First I did a cold start to what I term full warm up. Meaning until the
drift settled down. I guess the rig got as hot as it was going to get.
What I did was to key the rig into a dummy load and run the keyer with power
set at 100 watts. I did 2 minutes of transmitting code and two minutes in
receive. This kind of simulated a CW QSO. My rig drifted down in frequency
on 15 meters.
TIME in minutes DRIFT Hz TOTAL DRIFT
00 00 00
04 30 30
08 30 60
12 30 90
16 30 120
20 20 140
24 10 150
26 00 150
30 00 150
34 00 150
40 00 150 Hz TOTAL
As you can see it settled down after about 25 minutes. This will vary
depending on how hard you are driving the radio, meaning how much heat is
getting generated.
The funny part was that after it stopped drifting the actual transmit freq.
matched the the radios readout. Due to the way I have it calibrated.
Next I tried adding some heat sheilding inside the rig.I fabricated a little
piece of plastic to divert the airflow at the front end of the amplifier
heat shield. This diverted the air flow directly out the heat fin slots and
stopped it from hitting the control board. I also added a little fiberglass
insulation to seal around the speaker and the side slot for the amp wiring
to the main board.
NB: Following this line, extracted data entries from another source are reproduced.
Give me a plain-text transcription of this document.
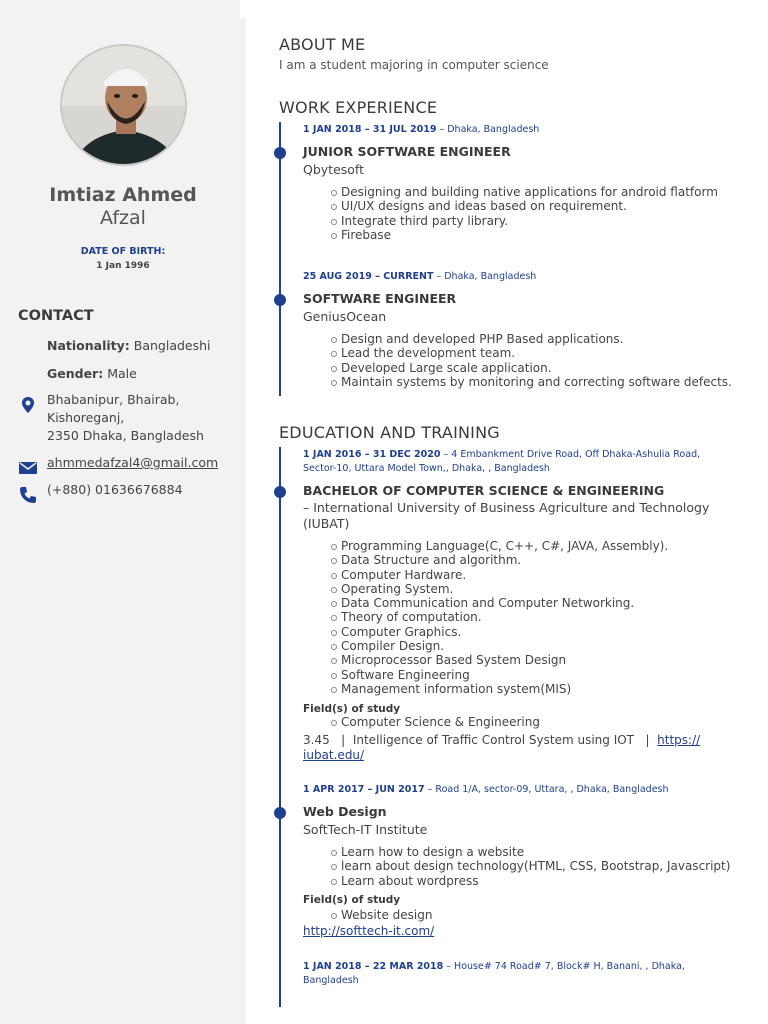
Imtiaz Ahmed
Afzal
DATE OF BIRTH:
1 Jan 1996
CONTACT
Nationality: Bangladeshi
Gender: Male
Bhabanipur, Bhairab,
Kishoreganj,
2350 Dhaka, Bangladesh
ahmmedafzal4@gmail.com
(+880) 01636676884
ABOUT ME
I am a student majoring in computer science
WORK EXPERIENCE
1 JAN 2018 – 31 JUL 2019 – Dhaka, Bangladesh
JUNIOR SOFTWARE ENGINEER
Qbytesoft
Designing and building native applications for android flatform
UI/UX designs and ideas based on requirement.
Integrate third party library.
Firebase
25 AUG 2019 – CURRENT – Dhaka, Bangladesh
SOFTWARE ENGINEER
GeniusOcean
Design and developed PHP Based applications.
Lead the development team.
Developed Large scale application.
Maintain systems by monitoring and correcting software defects.
EDUCATION AND TRAINING
1 JAN 2016 – 31 DEC 2020 – 4 Embankment Drive Road, Off Dhaka-Ashulia Road, Sector-10, Uttara Model Town,, Dhaka, , Bangladesh
BACHELOR OF COMPUTER SCIENCE & ENGINEERING
– International University of Business Agriculture and Technology (IUBAT)
Programming Language(C, C++, C#, JAVA, Assembly).
Data Structure and algorithm.
Computer Hardware.
Operating System.
Data Communication and Computer Networking.
Theory of computation.
Computer Graphics.
Compiler Design.
Microprocessor Based System Design
Software Engineering
Management information system(MIS)
Field(s) of study
Computer Science & Engineering
3.45   |  Intelligence of Traffic Control System using IOT   |  https:// iubat.edu/
1 APR 2017 – JUN 2017 – Road 1/A, sector-09, Uttara, , Dhaka, Bangladesh
Web Design
SoftTech-IT Institute
Learn how to design a website
learn about design technology(HTML, CSS, Bootstrap, Javascript)
Learn about wordpress
Field(s) of study
Website design
http://softtech-it.com/
1 JAN 2018 – 22 MAR 2018 – House# 74 Road# 7, Block# H, Banani, , Dhaka, Bangladesh
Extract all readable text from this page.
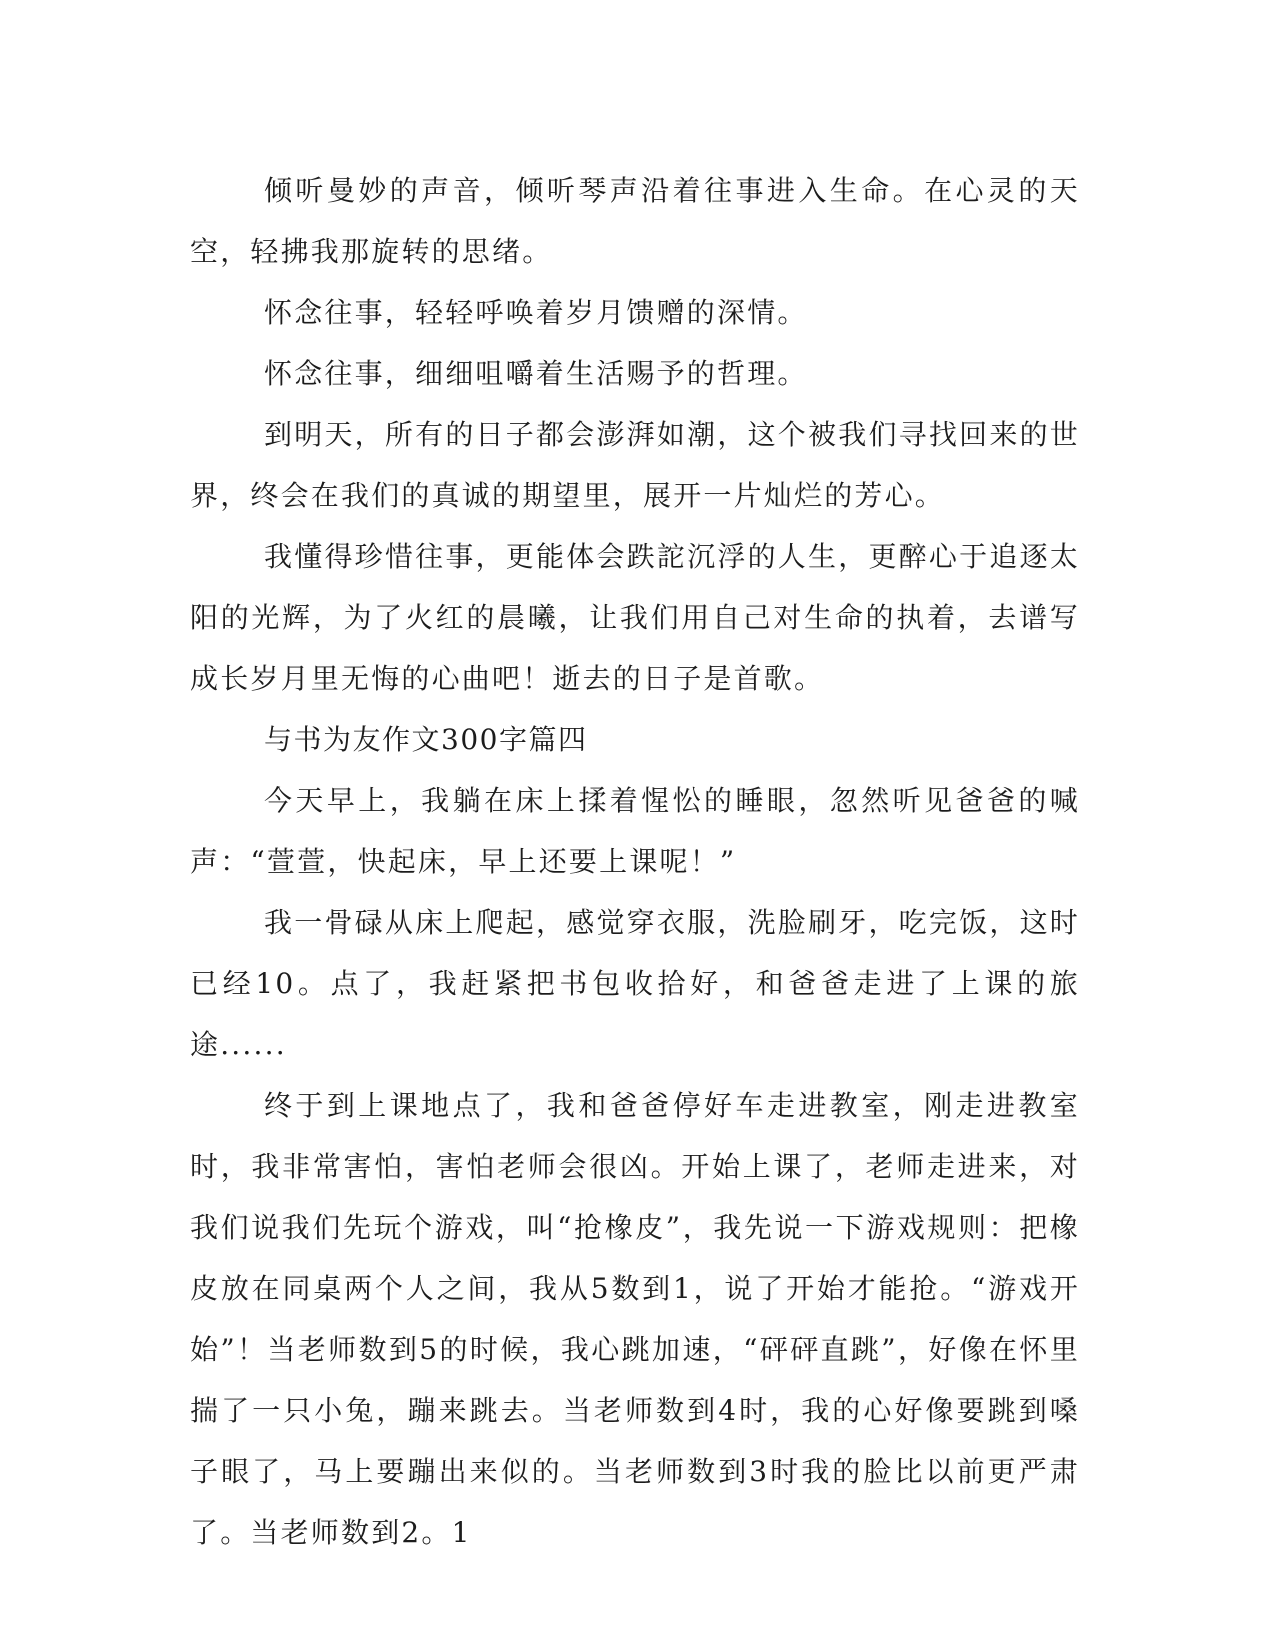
倾听曼妙的声音，倾听琴声沿着往事进入生命。在心灵的天空，轻拂我那旋转的思绪。

怀念往事，轻轻呼唤着岁月馈赠的深情。

怀念往事，细细咀嚼着生活赐予的哲理。

到明天，所有的日子都会澎湃如潮，这个被我们寻找回来的世界，终会在我们的真诚的期望里，展开一片灿烂的芳心。

我懂得珍惜往事，更能体会跌詑沉浮的人生，更醉心于追逐太阳的光辉，为了火红的晨曦，让我们用自己对生命的执着，去谱写成长岁月里无悔的心曲吧！逝去的日子是首歌。

与书为友作文300字篇四

今天早上，我躺在床上揉着惺忪的睡眼，忽然听见爸爸的喊声：“萱萱，快起床，早上还要上课呢！”

我一骨碌从床上爬起，感觉穿衣服，洗脸刷牙，吃完饭，这时已经10。点了，我赶紧把书包收拾好，和爸爸走进了上课的旅途......

终于到上课地点了，我和爸爸停好车走进教室，刚走进教室时，我非常害怕，害怕老师会很凶。开始上课了，老师走进来，对我们说我们先玩个游戏，叫“抢橡皮”，我先说一下游戏规则：把橡皮放在同桌两个人之间，我从5数到1，说了开始才能抢。“游戏开始”！当老师数到5的时候，我心跳加速，“砰砰直跳”，好像在怀里揣了一只小兔，蹦来跳去。当老师数到4时，我的心好像要跳到嗓子眼了，马上要蹦出来似的。当老师数到3时我的脸比以前更严肃了。当老师数到2。1
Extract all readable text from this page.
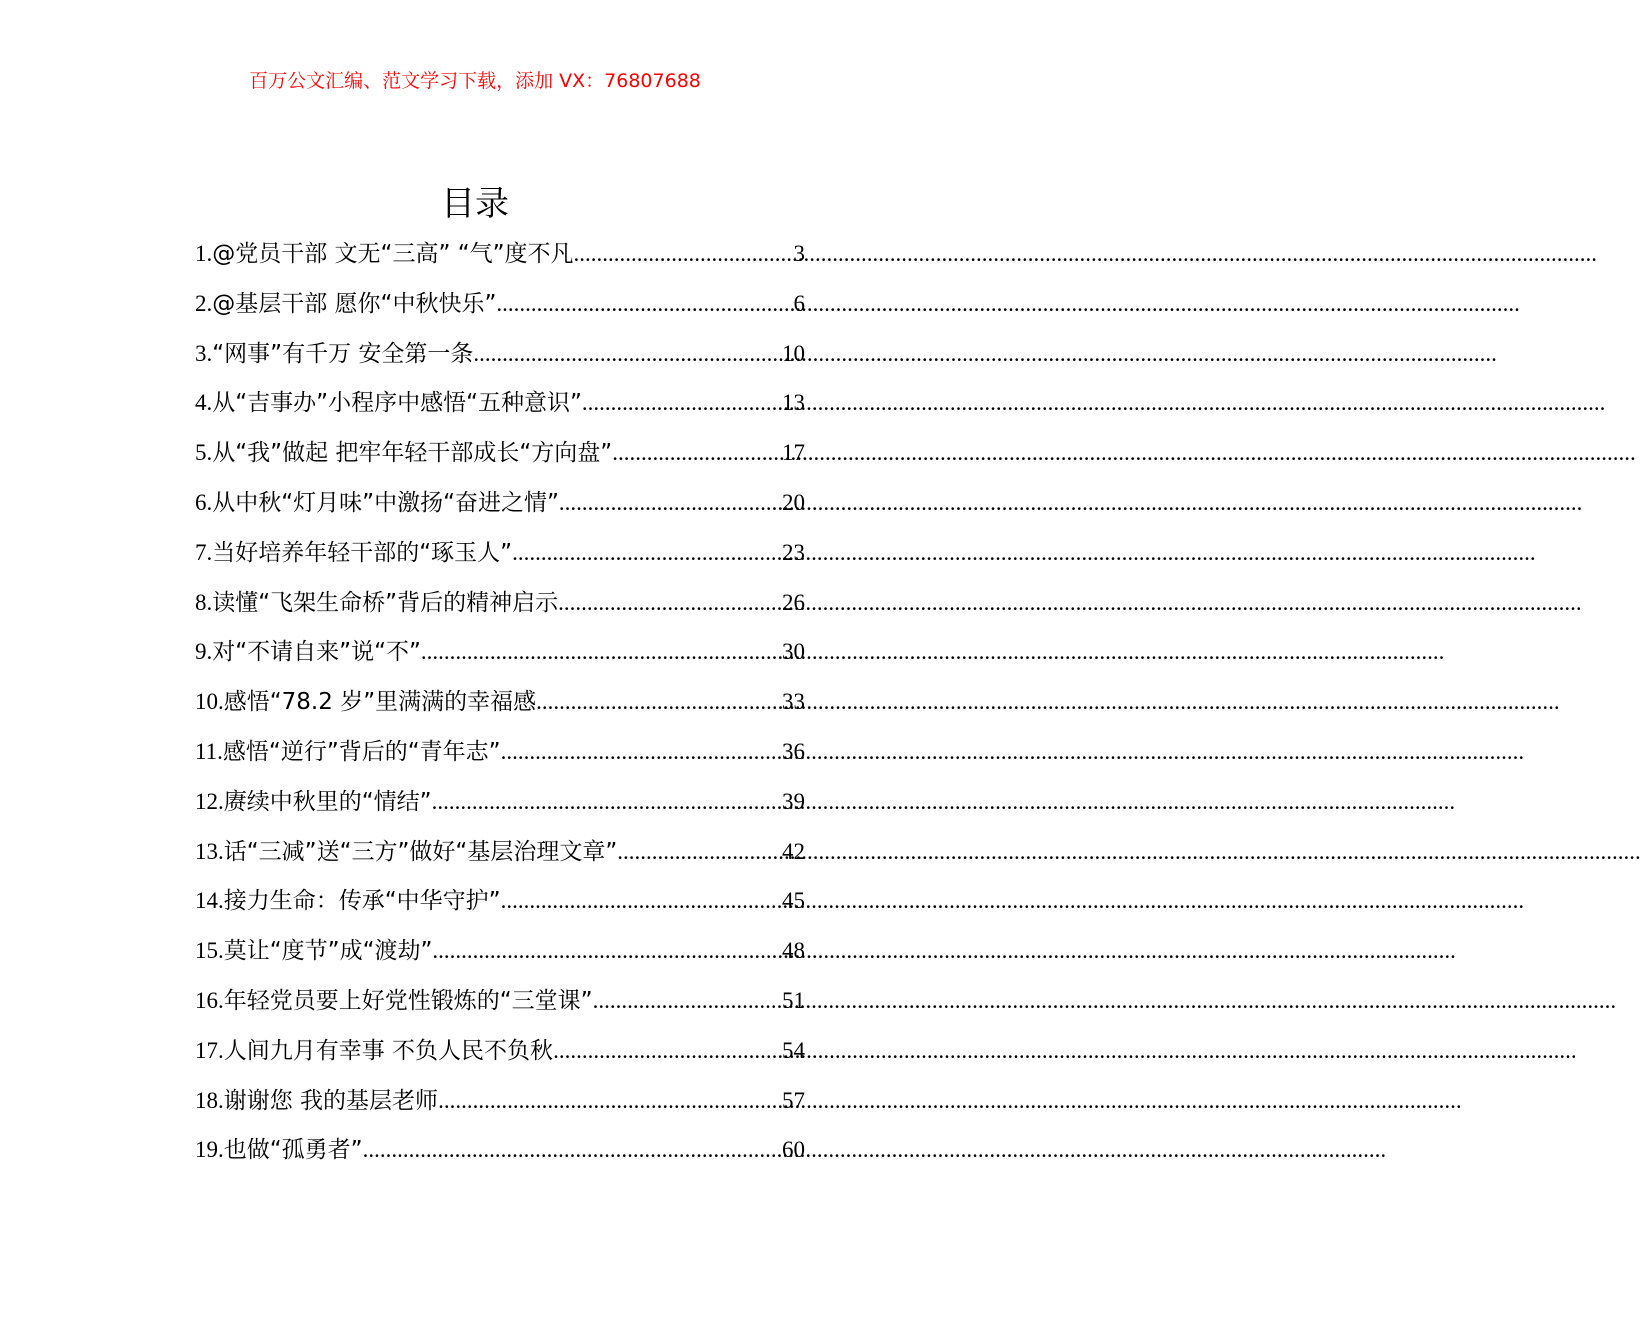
百万公文汇编、范文学习下载，添加 VX：76807688
目录
1. @党员干部 文无“三高” “气”度不凡 .....	3
2. @基层干部 愿你“中秋快乐” .....	6
3. “网事”有千万 安全第一条 .....	10
4. 从“吉事办”小程序中感悟“五种意识” .....	13
5. 从“我”做起 把牢年轻干部成长“方向盘” .....	17
6. 从中秋“灯月味”中激扬“奋进之情” .....	20
7. 当好培养年轻干部的“琢玉人” .....	23
8. 读懂“飞架生命桥”背后的精神启示 .....	26
9. 对“不请自来”说“不” .....	30
10. 感悟“78.2 岁”里满满的幸福感 .....	33
11. 感悟“逆行”背后的“青年志” .....	36
12. 赓续中秋里的“情结” .....	39
13. 话“三减”送“三方”做好“基层治理文章” .....	42
14. 接力生命：传承“中华守护” .....	45
15. 莫让“度节”成“渡劫” .....	48
16. 年轻党员要上好党性锻炼的“三堂课” .....	51
17. 人间九月有幸事 不负人民不负秋 .....	54
18. 谢谢您 我的基层老师 .....	57
19. 也做“孤勇者” .....	60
I could feel the increased air flow at the heat sink
fins. Then I tried a test again. This time I increased the heat build up
time to 20 minutes. With alternate transmit and cool down periods.
I ended up with 130 Hz drift in 20 minutes. I little bit of a gain probably
from the increased heat dissipaion and sheilding. Still not a big gain.
Again, this was from a cold start.
Next I let the rig warm up first. Meaning I turned it on and just let it set
for 10 minutes. It drifted about 30 Hz. This is at 21Mhz. Then i simulated
QRP (5 watt) QSO,s for about 1 hour. After that time it settled down with a
total of about 100Hz drift. I then kicked it up to 100 watts for another 30
minutes and it drifted another 50Hz. for a total of 150 Hz. This is without
the full sheilding that I had previously insatalled. This matches the first
test.
Finally I did a test of drift at 10 Mhz but I let the radio idle in receive
for 1 hour before using it at 100 watts.
TIME DRIFT TOTAL
0 0 0
8min 6 6
15 4 10
38 9 19
48 0 19
1hour 6 25
then I transmitted off and on for 20 minutes at 100 watts
and it drifted another 35 Hz till it settled down for a total of 60 HZ. But
only 35Hz after warm up of 1 hour.
Conclusions are: extra heat sheilding and airflow control inside the rig
helps a little. The drift is slow over a fairly long period of time. My
normal QSO's do not generate the heat that I simulated in these tests
therefore the drift time would be even longer or not as much because the rig
cools off more in betwenn transmissions. This is probably the reason no one
gets complaints on the air. The drift is either spread out between QSO's or
much less because total heat build-up is less. Also this is the worse case.
The other bands are not nearly as bad.
I think I will leave the little airflow diverter in my rig as it seems to
help but I have removed the fiberglass seals I put around the speaker. I am
also in the process of making a little fan device for the top of the rig. I
have two nice small muffin fans that I am mounting to a piece of plexi to
set on he heat sink. They are really quiet and move a lot of air.
I hope this hasn't bored anyone and may be of some interest to some. Now
enough testing. I'm going to be using my rig for actual QSO's from now on.
P.S.
I never noticed the drift thing until it was mentioned here.
I know this K2 has better drift figures than the earlier model K2's that I
have owned as I could hear the warm up drift in my narrow CW filter
passband. That is not noticable in this K2.